We create, and make publicly available, a novel dataset for the task of Argument Summary Graph Parsing (ASGP), which we call SENSEI-ASG, based on annotating a subset of the SENSEI corpus. Given an argumentative dialogue, such as might be found in a social media exchange, ASGP is the task of creating an Argument Summary Graph, a data structure which consists of nodes containing summaries of arguments in a dialogue, and edges showing argumentative relations between them. We find that the only existing ASG dataset, Debatabase-ASG, is not representative of online debates in language use, length of the dialogues, or graph complexity. In contrast to Debatabase-ASG, which was created based on a curated debate collection, SENSEI-ASG contains examples of spontaneous debates arising in the comments sections of an online newspaper (namely, The Guardian).
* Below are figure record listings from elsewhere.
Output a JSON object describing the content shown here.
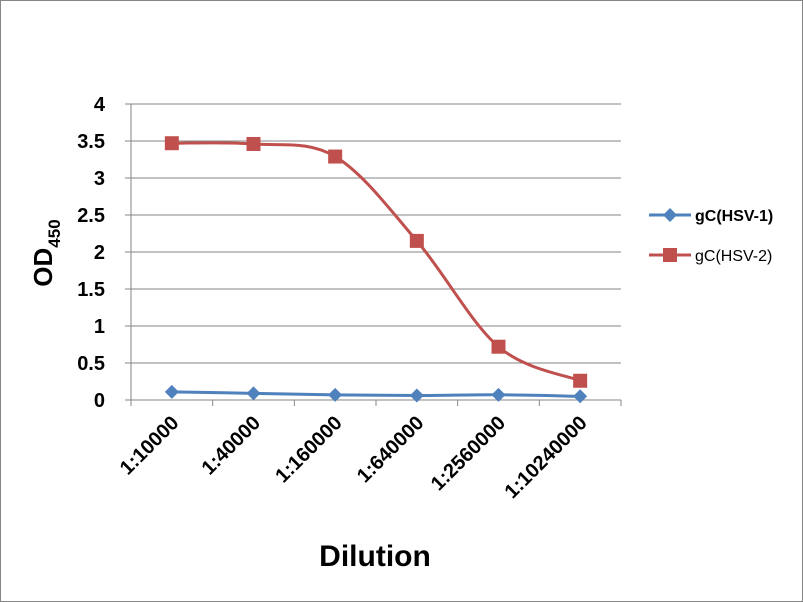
{
  "chart_data": {
    "type": "line",
    "categories": [
      "1:10000",
      "1:40000",
      "1:160000",
      "1:640000",
      "1:2560000",
      "1:10240000"
    ],
    "series": [
      {
        "name": "gC(HSV-1)",
        "values": [
          0.11,
          0.09,
          0.07,
          0.06,
          0.07,
          0.05
        ],
        "color": "#4F81BD",
        "marker": "diamond",
        "bold_label": true
      },
      {
        "name": "gC(HSV-2)",
        "values": [
          3.47,
          3.46,
          3.29,
          2.15,
          0.72,
          0.26
        ],
        "color": "#C0504D",
        "marker": "square",
        "bold_label": false
      }
    ],
    "xlabel": "Dilution",
    "ylabel": "OD",
    "ylabel_subscript": "450",
    "ylim": [
      0,
      4
    ],
    "yticks": [
      "0",
      "0.5",
      "1",
      "1.5",
      "2",
      "2.5",
      "3",
      "3.5",
      "4"
    ],
    "grid": true,
    "smoothed": true,
    "legend": "right"
  }
}
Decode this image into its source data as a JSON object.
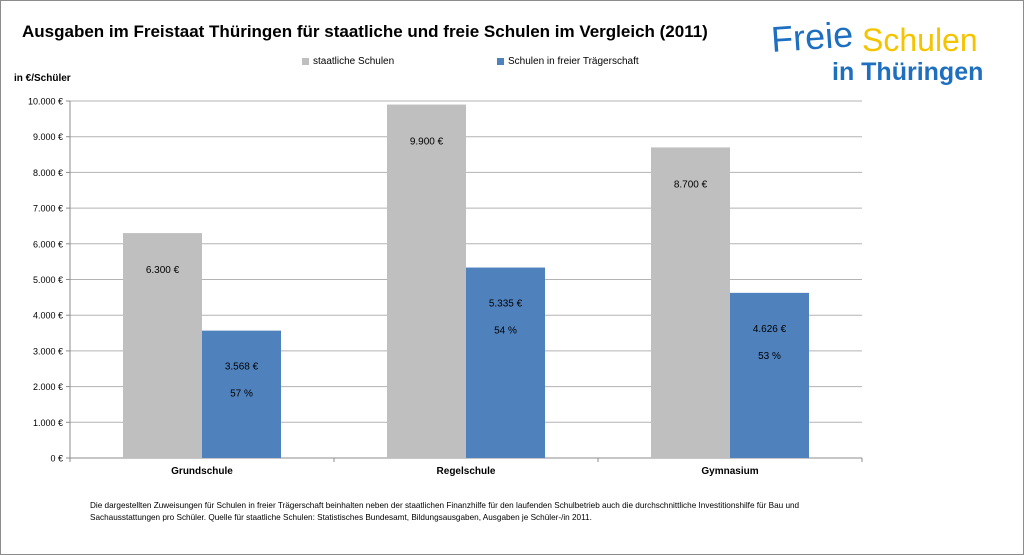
{
  "chart_data": {
    "type": "bar",
    "title": "Ausgaben im Freistaat Thüringen für staatliche und freie Schulen im Vergleich (2011)",
    "ylabel": "in €/Schüler",
    "categories": [
      "Grundschule",
      "Regelschule",
      "Gymnasium"
    ],
    "series": [
      {
        "name": "staatliche Schulen",
        "color": "#bfbfbf",
        "values": [
          6300,
          9900,
          8700
        ],
        "labels": [
          "6.300 €",
          "9.900 €",
          "8.700 €"
        ],
        "percent_labels": [
          "",
          "",
          ""
        ]
      },
      {
        "name": "Schulen in freier Trägerschaft",
        "color": "#4f81bd",
        "values": [
          3568,
          5335,
          4626
        ],
        "labels": [
          "3.568 €",
          "5.335 €",
          "4.626 €"
        ],
        "percent_labels": [
          "57 %",
          "54 %",
          "53 %"
        ]
      }
    ],
    "ylim": [
      0,
      10000
    ],
    "yticks": [
      0,
      1000,
      2000,
      3000,
      4000,
      5000,
      6000,
      7000,
      8000,
      9000,
      10000
    ],
    "ytick_labels": [
      "0 €",
      "1.000 €",
      "2.000 €",
      "3.000 €",
      "4.000 €",
      "5.000 €",
      "6.000 €",
      "7.000 €",
      "8.000 €",
      "9.000 €",
      "10.000 €"
    ],
    "grid": true,
    "legend_position": "top"
  },
  "logo": {
    "line1_a": "Freie",
    "line1_b": "Schulen",
    "line2": "in Thüringen",
    "color_blue": "#1e6fc0",
    "color_yellow": "#f5c400"
  },
  "footnote": "Die dargestellten Zuweisungen für Schulen in freier Trägerschaft beinhalten neben der staatlichen Finanzhilfe für den laufenden Schulbetrieb auch die durchschnittliche Investitionshilfe für Bau und Sachausstattungen pro Schüler. Quelle für staatliche Schulen: Statistisches Bundesamt, Bildungsausgaben, Ausgaben je Schüler-/in 2011."
}
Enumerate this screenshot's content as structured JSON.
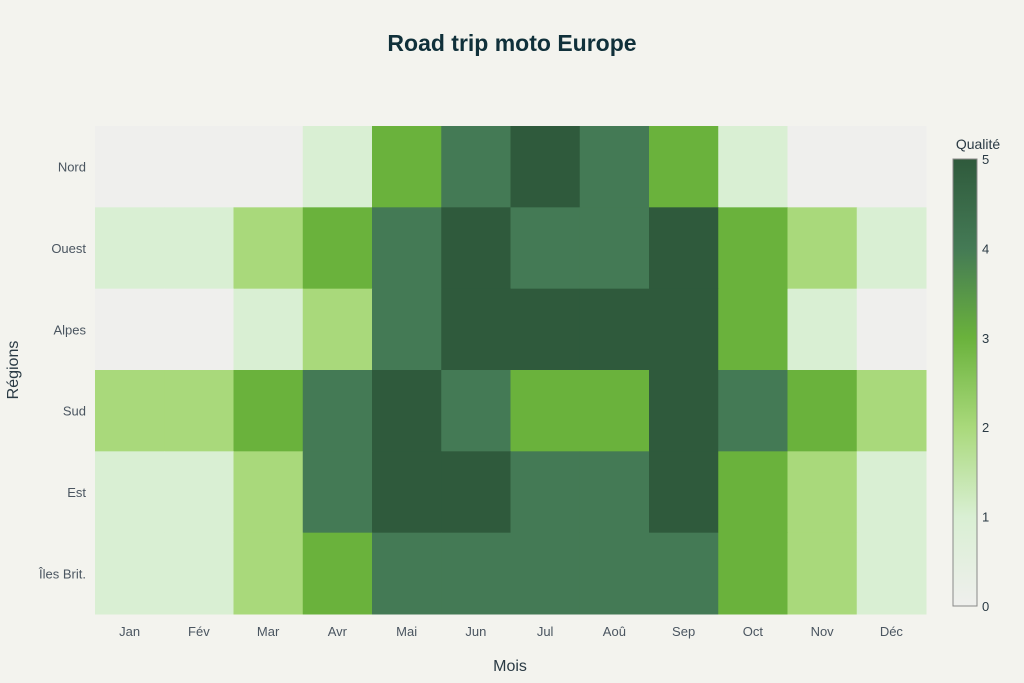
{
  "chart_data": {
    "type": "heatmap",
    "title": "Road trip moto Europe",
    "xlabel": "Mois",
    "ylabel": "Régions",
    "x": [
      "Jan",
      "Fév",
      "Mar",
      "Avr",
      "Mai",
      "Jun",
      "Jul",
      "Aoû",
      "Sep",
      "Oct",
      "Nov",
      "Déc"
    ],
    "y": [
      "Nord",
      "Ouest",
      "Alpes",
      "Sud",
      "Est",
      "Îles Brit."
    ],
    "z": [
      [
        0,
        0,
        0,
        1,
        3,
        4,
        5,
        4,
        3,
        1,
        0,
        0
      ],
      [
        1,
        1,
        2,
        3,
        4,
        5,
        4,
        4,
        5,
        3,
        2,
        1
      ],
      [
        0,
        0,
        1,
        2,
        4,
        5,
        5,
        5,
        5,
        3,
        1,
        0
      ],
      [
        2,
        2,
        3,
        4,
        5,
        4,
        3,
        3,
        5,
        4,
        3,
        2
      ],
      [
        1,
        1,
        2,
        4,
        5,
        5,
        4,
        4,
        5,
        3,
        2,
        1
      ],
      [
        1,
        1,
        2,
        3,
        4,
        4,
        4,
        4,
        4,
        3,
        2,
        1
      ]
    ],
    "colorbar": {
      "title": "Qualité",
      "range": [
        0,
        5
      ],
      "ticks": [
        "0",
        "1",
        "2",
        "3",
        "4",
        "5"
      ]
    },
    "colorscale": [
      "#efefed",
      "#d9efd3",
      "#a9d97b",
      "#6ab23c",
      "#447a55",
      "#2f5a3c"
    ]
  }
}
We achieve moderate inter-annotator agreement on the dataset, with a Cohen’s kappa of k=0.57, reflecting the inherent challenges in distinguishing argumentative from non-argumentative text. We propose baselines for the new dataset by fine-tuning Llama-3 for the ASGP task, using the two ASGP datasets and an additional out-of-domain argument mining dataset, the AAEC.

2022

This paper proposes a novel task in Argument Mining, which we will refer to as Reasoning Marker Prediction. We reuse the popular Persuasive Essays Corpus (Stab and Gurevych, 2014). Instead of using this corpus for Argument Structure Parsing, we use a simple heuristic method to identify text spans which we can identify as reasoning markers. We propose baseline methods for predicting the presence of these reasoning markers automatically, and make a script to generate the data for the task publicly available.